Cindy Hennigh, nurse practitioner, came in next after looking at the X-rays. She had to manipulate my daughter’s leg to make a diagnosis. It hurt a lot and that’s when the tears started flowing. Mama Bear instincts kicked in for me and I asked a lot of questions. Cindy was compassionate and professional; she explained everything completely.
Tim O’Donnell, clinical services technician, helped my little girl into her leg brace and explained what she needed to do and how to do it. He was extremely thorough and his sense of humor was much appreciated. He demonstrated the right – and wrong – way to use crutches (no races, no leaning on your armpits and no wearing flip flops). He covered everything from sleeping to bathing to managing the hallways at school.

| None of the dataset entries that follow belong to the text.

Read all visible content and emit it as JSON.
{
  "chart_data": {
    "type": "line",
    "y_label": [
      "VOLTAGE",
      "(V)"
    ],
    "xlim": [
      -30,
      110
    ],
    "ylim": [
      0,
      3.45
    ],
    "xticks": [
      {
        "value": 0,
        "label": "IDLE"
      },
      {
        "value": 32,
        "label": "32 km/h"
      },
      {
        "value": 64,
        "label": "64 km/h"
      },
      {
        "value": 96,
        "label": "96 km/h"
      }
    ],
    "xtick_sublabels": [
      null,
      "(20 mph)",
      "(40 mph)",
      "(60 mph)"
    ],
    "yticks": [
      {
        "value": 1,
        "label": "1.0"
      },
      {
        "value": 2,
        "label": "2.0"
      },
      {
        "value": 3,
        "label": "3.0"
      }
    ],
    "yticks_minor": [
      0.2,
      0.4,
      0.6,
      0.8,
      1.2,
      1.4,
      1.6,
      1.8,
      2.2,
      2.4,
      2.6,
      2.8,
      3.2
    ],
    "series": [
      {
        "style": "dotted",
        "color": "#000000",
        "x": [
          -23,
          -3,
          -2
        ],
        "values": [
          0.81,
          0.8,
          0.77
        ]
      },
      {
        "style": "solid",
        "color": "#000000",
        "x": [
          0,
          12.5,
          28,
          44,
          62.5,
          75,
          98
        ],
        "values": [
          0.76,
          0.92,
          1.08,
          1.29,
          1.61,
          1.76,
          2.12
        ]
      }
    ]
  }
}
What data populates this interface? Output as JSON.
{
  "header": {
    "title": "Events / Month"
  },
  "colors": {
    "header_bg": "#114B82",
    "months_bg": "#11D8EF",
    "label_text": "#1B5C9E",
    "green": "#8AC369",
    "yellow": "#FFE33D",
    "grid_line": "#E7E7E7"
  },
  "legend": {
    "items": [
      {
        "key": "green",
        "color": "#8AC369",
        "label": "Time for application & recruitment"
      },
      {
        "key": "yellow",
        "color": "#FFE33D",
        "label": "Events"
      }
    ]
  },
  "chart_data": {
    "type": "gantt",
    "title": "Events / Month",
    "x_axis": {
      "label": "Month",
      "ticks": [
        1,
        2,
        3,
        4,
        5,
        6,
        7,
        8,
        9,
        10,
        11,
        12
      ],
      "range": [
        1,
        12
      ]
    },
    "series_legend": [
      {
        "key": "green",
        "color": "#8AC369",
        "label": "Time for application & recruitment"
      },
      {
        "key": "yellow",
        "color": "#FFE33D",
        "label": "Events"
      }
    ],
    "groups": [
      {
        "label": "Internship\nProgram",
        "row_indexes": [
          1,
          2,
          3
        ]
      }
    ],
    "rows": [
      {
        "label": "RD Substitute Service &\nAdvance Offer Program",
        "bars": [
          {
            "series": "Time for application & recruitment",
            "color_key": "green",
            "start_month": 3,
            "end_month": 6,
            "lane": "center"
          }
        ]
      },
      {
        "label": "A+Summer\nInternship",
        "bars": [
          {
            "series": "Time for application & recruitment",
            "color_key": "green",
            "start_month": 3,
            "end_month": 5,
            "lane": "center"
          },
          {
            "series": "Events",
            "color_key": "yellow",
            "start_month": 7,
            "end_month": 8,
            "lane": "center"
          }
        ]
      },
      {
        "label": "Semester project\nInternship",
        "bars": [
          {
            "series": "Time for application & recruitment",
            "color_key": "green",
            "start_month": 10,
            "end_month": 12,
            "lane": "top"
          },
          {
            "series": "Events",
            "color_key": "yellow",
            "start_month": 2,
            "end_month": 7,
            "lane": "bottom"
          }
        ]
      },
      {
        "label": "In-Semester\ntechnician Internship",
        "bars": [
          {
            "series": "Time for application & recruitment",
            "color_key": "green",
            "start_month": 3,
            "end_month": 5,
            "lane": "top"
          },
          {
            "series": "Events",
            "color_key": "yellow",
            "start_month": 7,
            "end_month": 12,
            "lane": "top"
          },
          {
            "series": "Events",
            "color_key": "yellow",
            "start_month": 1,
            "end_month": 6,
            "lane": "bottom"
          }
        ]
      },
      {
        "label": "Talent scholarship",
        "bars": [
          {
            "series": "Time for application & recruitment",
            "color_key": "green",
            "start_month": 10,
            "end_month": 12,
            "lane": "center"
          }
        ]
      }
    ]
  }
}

I want to thank everyone in the ED for their kindness. They obviously have lots of experience dealing with Mama Bears, and know just how to handle them – with respect, caring and lots of patience.

We all were pretty tired at finally arriving home, but the leg brace helped a lot, so my girl was smiling again. As my daughter scooted up the stairs on her rear end – as directed by Tim – we got a phone call. Tim rang up to say my daughter had left her flip flops in the exam room.

It was sweet of him to call, and I really appreciated the extra courtesy-- even though she won’t need that particular footwear for a while.